Managers of senior communities could brainstorm novel ideas as well. Imagine a medical marijuana support group or other social activity, for tenant-patients with prescriptions to consume cannabis together for bonding and support. While it may have been unthinkable ten years ago, as baby boomers (who, once upon a time, were the generation that made marijuana mainstream) reach retirement and their senior years, there may be opportunities here for community-building among older tenants with prescriptions.
For investors considering undeveloped land or commercial space, there may be opportunities to lease to licensed growers. Given the unique climate needs of the marijuana plant, investors may be able to spot inexpensive buildings that are well-suited to growing the plant, and snatch them up at low prices before other investors catch on. Abundant electrical outlets and power supply, availability of water pipe access, floor drains, building security and reliable humidity and temperature controls are all critical to successfully growing marijuana. And, some tenant fittings and improvements to the property may remain even if the tenants move to a larger space.
Investors should beware however; different states and municipalities have different licensing requirements for different types of marijuana-related activities.
Landlords should also be careful to prevent illegal grow-ops, and understand how damaging they can be to rental properties. The damage can be catastrophic, and even when a commercial property is licensed legally and outfitted properly, there are security risks given the high value, portability and current cash-only status of the industry (due to federal banking regulations).

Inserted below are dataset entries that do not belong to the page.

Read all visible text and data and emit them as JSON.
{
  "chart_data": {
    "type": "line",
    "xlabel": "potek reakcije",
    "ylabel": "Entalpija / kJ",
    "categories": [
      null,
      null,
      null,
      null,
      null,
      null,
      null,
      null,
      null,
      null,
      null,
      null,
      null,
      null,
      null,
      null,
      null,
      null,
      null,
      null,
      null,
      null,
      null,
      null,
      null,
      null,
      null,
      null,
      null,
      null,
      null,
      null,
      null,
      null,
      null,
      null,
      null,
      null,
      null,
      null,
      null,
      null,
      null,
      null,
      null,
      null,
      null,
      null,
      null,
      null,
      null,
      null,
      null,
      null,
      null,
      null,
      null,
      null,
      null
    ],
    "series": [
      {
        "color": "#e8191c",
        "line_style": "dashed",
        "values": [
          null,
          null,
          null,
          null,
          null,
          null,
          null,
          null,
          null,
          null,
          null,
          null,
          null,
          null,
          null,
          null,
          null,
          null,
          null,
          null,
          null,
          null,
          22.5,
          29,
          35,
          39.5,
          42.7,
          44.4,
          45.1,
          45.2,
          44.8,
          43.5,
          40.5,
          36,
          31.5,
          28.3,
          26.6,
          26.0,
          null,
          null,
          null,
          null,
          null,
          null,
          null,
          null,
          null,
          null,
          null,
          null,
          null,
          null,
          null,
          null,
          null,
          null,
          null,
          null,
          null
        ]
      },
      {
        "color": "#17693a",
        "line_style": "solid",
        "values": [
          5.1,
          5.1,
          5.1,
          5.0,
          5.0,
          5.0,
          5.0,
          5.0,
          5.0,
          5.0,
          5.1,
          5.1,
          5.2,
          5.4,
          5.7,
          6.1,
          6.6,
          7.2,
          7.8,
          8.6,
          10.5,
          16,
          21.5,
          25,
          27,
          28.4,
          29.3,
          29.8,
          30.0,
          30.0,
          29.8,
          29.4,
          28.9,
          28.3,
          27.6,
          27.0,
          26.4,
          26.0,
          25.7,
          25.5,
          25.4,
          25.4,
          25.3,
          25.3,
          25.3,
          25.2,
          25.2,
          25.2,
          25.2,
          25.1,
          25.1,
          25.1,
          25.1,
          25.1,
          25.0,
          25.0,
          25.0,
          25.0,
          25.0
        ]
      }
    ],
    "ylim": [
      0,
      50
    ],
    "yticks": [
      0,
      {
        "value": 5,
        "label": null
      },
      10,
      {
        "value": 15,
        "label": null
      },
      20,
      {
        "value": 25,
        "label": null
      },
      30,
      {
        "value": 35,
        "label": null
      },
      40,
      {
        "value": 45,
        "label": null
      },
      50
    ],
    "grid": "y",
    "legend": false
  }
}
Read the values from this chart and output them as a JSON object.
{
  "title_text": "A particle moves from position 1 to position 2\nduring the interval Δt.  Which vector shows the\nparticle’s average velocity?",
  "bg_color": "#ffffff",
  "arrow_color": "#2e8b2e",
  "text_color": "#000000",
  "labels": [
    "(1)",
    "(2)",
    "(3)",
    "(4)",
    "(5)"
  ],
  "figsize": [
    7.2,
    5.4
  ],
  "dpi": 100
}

But the federal obstacles are slowly eroding; President Obama famously commented to The New Yorker last year that "I don’t think it is more dangerous than alcohol,”and a few days later on January 23, 2014, Attorney General Eric Holder announced that the Justice Department would not "prioritize" investigations of banks transacting business with marijuana companies. It remains to be seen whether the IRS will make an exception to allow marijuana-related businesses to deduct expenses (companies cannot deduct as an expense any activity that violates federal law).
The industry, while young, is showing a great deal of promise, and has led some economists to even refer to the currently industry boom as the “green rush”. There is money to be made, not only by growers and dispensaries, but by auxiliary suppliers who provide necessary equipment, testing products, safety devices, etc. And, perhaps, by savvy real estate investors and landlords.